When Isaacson's book comes out in early October 2014, if anybody says "whatever happened to that web geezer Justin Hall," I'd like to have some hard-earned online wisdom to share with them. I'm 70% done with a short documentary I look forward to sharing free online.

My deadline for this documentary was originally mid-September, to show at the XOXO conference - a celebration of independent internet-enabled creativity. Well, they were nice enough to give me a speaking slot and not a film screening. I have a speech to give this Sunday, and a film to finish for early October.

The last time I gave a speech was at the Game Developers Conference (here's a video episode I produced about the event). I promoted #OGDY - Open Game Data Yes. I wanted to encourage more sharing of experience by people making interactive entertainment. I had a 7 minute timeslot and I scripted my talk and rehearsed it until I had it memorized. Down to the gestures!

The feedback came back from audience members: the talk was polished but soulless. My point seemed shallow compared to the pompous depth of my presentation style.

"Justin was feeling too self-important in his delivery (wide-eyed stares into the room and pregnant pauses should be followed by something revelatory)."

That feedback had the fortunate effect of making me quite concerned about over-preparing for my XOXO talk. How does one prepare not to over-prepare?
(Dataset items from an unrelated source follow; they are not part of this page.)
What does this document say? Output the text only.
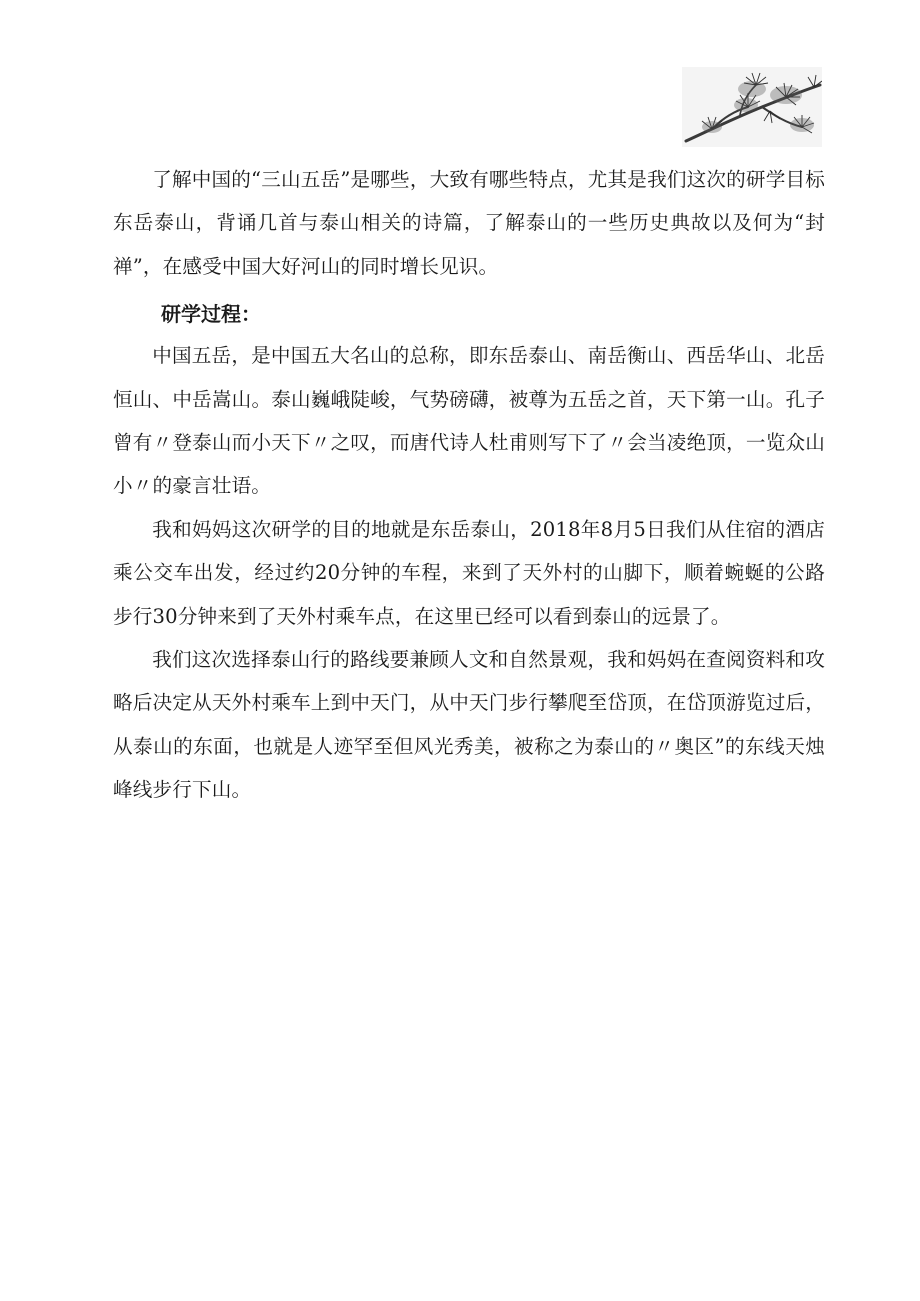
了解中国的“三山五岳”是哪些，大致有哪些特点，尤其是我们这次的研学目标东岳泰山，背诵几首与泰山相关的诗篇，了解泰山的一些历史典故以及何为“封禅”，在感受中国大好河山的同时增长见识。

研学过程：

中国五岳，是中国五大名山的总称，即东岳泰山、南岳衡山、西岳华山、北岳恒山、中岳嵩山。泰山巍峨陡峻，气势磅礴，被尊为五岳之首，天下第一山。孔子曾有〃登泰山而小天下〃之叹，而唐代诗人杜甫则写下了〃会当凌绝顶，一览众山小〃的豪言壮语。

我和妈妈这次研学的目的地就是东岳泰山，2018年8月5日我们从住宿的酒店乘公交车出发，经过约20分钟的车程，来到了天外村的山脚下，顺着蜿蜒的公路步行30分钟来到了天外村乘车点，在这里已经可以看到泰山的远景了。

我们这次选择泰山行的路线要兼顾人文和自然景观，我和妈妈在查阅资料和攻略后决定从天外村乘车上到中天门，从中天门步行攀爬至岱顶，在岱顶游览过后，从泰山的东面，也就是人迹罕至但风光秀美，被称之为泰山的〃奥区”的东线天烛峰线步行下山。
With a lot of writing, rewriting, drafts, writing new drafts and throwing away the script.

Fortunately the topic for my talk is the same as the topic for my film - how I've shared myself online, why I failed to live up to my earliest goals, and what I've learned. So I'm steeped in the questions, steeped in the material, and deep in conversations with trusted advisors on how to best digest and spew forth what I've learned.

My strategy has been to rely on an outline instead of a script - easier with 20 minutes, more time to inhabit my ideas in progress. XOXO has filmed and posted their films with weeks of the event, so I look forward to hopefully sharing some footage of my XOXO remarks here.

A chap named Justin McMurray messaged me to apologize to referring to my "crappy green screen" in his DO Lecture about "turning the camera back on the internet". I'm honored by the reference (about 11 minute 20 seconds in), and curious how he snuck a peek in my studio to spy my green screen fabric held aloft by chip-clips.

I appreciate McMurray's message of doing and reflecting, doing and reflecting. I'm a big believer in sharing what I've learned, and what I'm learning from others. As humans alive with language and hungry minds, it's the best we can do to support each other: sharing our truths towards greater understanding. That's what I aim to do up on stage at XOXO!

Sharing knowledge is also what I aim to do with future episodes of the Justin Hall show. I've been immensely cheered to see additional people sign up to support future episodes on Patreon, even during this production pause. The growing monies inspire me to make more and hire others.

I know that making videos is the best way to raise money for making more videos; I have no current strategy to monetize my 20 years of links.net documentary, other than to hope it will send more folks with open wallets towards Patreon.com/justin. After I publish my documentary, I look forward to more interviews, more essays, more questions, more sharing what I've learned as long as I'm alive!